A microkernel is a very minimal, very low-level piece of code that interfaces with hardware to implement the functionality needed for an operating system. Operating systems implemented using a microkernel architecture, rather than a monolithic kernel architecture, implement most of the operating system in user space on top of the microkernel. This architecture affords many advantages including:

tailorability: many operating systems can be run on the same microkernel
portability: most hardware-specific code is in the microkernel
network accessibility: operating system services can be provided over the network
extensibility: new operating system environments can be tested along side existing ones
real-time: the kernel does not hold locks for very long
multiprocessor support: microkernel operations can be parallelized across processors
multicomputer support: microkernel operations can be parallelized across computers
security: a microkernel is a small trusted computing base

This paper describes various ways in which operating systems can be implemented on top of the Mach microkernel. Mach's key features include:

task and thread management: Mach supports tasks (i.e. processes) and threads. Mach implements a thread scheduler, but privileged user level programs can alter the thread scheduling algorithms.
interprocess communication: Mach implements a capabilities based IPC mechanism known as ports. Every object in Mach (e.g. tasks, threads, memory) is managed by sending message to its corresponding port.
memory object management: Memory is represented as memory objects managed via ports.
system call redirection: Mach allows a number of system calls to be caught and handled by user level code.
device support: Devices are represented as ports.
user multiprocessing: Tasks can use a user-level threading library.
multicomputer support: Mach abstractions can be transparently implemented on distributed hardware.
Continuations: In a typical operating system, when a thread blocks, all of its registers are stored somewhere before another piece of code starts to run. Its stack is also left intact. When the blocking thread is resumed, its stored registers are put back in place and the thread starts running again. This can be wasteful if the thread doesn't need all of the registers or its stack.

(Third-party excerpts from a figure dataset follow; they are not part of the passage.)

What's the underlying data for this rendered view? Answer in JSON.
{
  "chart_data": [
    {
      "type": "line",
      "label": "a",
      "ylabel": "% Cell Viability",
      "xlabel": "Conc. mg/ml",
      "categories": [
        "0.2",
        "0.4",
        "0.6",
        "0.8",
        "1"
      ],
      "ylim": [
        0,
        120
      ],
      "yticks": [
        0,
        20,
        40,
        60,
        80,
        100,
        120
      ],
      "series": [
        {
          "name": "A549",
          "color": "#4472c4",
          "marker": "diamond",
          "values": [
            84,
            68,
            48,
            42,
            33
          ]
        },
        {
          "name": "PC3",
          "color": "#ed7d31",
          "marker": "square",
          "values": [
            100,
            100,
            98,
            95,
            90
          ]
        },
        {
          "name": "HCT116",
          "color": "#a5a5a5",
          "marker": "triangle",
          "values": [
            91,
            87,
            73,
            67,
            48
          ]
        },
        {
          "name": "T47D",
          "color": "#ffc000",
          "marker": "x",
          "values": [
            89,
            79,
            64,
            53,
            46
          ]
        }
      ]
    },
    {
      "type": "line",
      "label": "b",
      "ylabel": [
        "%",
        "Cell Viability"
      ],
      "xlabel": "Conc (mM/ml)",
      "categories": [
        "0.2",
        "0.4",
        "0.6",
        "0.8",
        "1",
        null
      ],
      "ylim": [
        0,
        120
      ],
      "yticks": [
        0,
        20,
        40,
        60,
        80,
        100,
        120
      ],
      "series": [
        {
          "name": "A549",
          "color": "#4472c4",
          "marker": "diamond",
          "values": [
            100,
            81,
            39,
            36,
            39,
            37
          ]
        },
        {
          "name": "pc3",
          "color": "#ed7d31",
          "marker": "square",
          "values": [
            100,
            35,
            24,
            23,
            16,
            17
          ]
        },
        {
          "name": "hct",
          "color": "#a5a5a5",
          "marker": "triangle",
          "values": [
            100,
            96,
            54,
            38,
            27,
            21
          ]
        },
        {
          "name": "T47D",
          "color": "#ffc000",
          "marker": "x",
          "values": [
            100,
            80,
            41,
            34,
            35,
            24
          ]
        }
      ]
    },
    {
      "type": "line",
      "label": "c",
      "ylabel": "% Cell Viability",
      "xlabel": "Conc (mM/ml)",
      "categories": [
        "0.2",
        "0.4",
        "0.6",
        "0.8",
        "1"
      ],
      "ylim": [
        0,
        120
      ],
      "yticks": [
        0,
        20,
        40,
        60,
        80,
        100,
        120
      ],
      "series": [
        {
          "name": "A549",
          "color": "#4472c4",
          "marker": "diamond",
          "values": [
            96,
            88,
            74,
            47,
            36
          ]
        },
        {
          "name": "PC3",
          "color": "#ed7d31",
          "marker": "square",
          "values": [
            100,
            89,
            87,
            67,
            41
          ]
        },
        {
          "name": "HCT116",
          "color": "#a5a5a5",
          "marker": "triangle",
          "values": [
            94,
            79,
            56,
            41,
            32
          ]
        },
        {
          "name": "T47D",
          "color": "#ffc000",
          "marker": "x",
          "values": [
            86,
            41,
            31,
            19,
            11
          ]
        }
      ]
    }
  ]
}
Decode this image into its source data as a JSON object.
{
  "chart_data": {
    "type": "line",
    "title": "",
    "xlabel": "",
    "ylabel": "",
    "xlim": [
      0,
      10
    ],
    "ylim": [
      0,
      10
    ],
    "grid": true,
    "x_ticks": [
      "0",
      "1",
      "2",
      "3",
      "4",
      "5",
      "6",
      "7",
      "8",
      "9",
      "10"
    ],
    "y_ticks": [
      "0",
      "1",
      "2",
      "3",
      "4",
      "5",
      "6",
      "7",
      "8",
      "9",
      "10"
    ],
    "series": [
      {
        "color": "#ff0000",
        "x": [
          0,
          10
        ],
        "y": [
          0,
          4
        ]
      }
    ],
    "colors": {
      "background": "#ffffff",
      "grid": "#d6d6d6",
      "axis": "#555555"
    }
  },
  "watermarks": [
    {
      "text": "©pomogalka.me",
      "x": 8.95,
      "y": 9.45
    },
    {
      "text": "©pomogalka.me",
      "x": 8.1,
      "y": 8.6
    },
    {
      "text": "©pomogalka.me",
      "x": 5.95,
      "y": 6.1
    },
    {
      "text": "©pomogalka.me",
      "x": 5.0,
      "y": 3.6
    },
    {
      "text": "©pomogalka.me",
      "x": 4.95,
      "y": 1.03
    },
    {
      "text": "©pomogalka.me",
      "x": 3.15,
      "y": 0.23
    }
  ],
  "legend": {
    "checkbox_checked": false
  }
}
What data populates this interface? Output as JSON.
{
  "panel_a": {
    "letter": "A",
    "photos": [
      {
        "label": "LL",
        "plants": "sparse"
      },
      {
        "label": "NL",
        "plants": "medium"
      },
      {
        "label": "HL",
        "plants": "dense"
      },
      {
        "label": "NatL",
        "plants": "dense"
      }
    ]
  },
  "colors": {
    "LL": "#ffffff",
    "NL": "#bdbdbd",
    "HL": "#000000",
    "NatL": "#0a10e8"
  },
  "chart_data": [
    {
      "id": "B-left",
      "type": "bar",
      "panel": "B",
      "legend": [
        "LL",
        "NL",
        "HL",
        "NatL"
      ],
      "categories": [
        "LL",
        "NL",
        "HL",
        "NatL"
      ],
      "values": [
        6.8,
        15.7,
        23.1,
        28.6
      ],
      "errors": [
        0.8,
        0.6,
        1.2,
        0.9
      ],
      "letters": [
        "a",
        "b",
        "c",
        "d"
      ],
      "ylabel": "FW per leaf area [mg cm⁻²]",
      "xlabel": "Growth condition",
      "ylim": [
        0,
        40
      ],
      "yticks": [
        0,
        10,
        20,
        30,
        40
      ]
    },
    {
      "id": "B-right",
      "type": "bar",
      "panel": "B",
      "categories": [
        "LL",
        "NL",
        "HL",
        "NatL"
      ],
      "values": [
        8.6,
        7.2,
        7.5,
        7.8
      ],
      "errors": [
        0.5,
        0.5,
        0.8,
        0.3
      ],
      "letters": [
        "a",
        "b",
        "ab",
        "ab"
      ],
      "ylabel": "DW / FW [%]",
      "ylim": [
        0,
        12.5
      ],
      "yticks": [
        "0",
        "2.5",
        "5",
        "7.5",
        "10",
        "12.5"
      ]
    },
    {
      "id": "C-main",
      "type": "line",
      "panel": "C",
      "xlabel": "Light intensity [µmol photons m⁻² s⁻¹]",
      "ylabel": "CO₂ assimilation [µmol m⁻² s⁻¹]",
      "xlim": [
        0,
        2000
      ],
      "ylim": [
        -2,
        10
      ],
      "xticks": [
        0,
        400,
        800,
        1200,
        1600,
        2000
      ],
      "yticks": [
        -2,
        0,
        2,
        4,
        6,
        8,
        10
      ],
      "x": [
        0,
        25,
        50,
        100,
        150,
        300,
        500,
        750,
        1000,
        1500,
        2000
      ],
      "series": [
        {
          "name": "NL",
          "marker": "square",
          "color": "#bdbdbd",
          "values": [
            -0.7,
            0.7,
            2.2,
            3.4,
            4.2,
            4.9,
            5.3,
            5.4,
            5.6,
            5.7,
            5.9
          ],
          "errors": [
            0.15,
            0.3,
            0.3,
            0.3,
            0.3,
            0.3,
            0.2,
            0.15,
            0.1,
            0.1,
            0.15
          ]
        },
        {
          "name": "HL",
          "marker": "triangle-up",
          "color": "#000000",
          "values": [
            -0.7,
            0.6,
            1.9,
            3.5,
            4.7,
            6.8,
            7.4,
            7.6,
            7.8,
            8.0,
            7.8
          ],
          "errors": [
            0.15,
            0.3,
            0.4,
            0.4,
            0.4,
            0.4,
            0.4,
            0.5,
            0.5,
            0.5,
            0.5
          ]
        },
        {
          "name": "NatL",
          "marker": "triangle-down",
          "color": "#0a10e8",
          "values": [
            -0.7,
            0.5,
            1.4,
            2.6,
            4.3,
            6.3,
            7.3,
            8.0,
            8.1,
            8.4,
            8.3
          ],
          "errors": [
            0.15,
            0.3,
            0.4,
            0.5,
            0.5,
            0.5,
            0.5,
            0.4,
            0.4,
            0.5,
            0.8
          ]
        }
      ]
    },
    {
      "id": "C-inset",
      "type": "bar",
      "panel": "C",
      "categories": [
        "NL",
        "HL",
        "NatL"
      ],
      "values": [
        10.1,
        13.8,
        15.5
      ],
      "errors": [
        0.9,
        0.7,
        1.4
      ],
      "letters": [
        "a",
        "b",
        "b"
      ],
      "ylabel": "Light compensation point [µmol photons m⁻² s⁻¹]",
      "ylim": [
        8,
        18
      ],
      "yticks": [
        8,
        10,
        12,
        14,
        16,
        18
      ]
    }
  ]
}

In Mach, threads can block with a continuation: an address and a bunch of state. This can be more efficient since the thread only saves what it needs to keep executing.

Many different operating systems can be built on top of Mach. It's ideal that applications built for these operating systems can continue to run unmodified even when the underlying OS is implemented on top of Mach. A key part of this virtualization is something called an emulation library. An emulation library is a piece of code inserted into an application's address space. When a program issues system call, Mach immediately redirects control flow to the emulation library to process it. The emulation library can then handle the system call by, for example, issuing an RPC to an operating system server.

Operating systems built on Mach can be architected in one of three ways:

The entire operating system can be baked into the emulation library.
The operating system can be shoved into a single multithreaded Mach task. This architecture can be very memory efficient, and is easy to implement since the guest operating system can be ported with very little code modification.
The operating system can be decomposed into a larger number of smaller processes that communicate with one another using IPC. This architecture encourages modularity, and allows certain operating system components to be reused between operating systems. This approach can lead to inefficiency, especially if IPC is not lighting fast!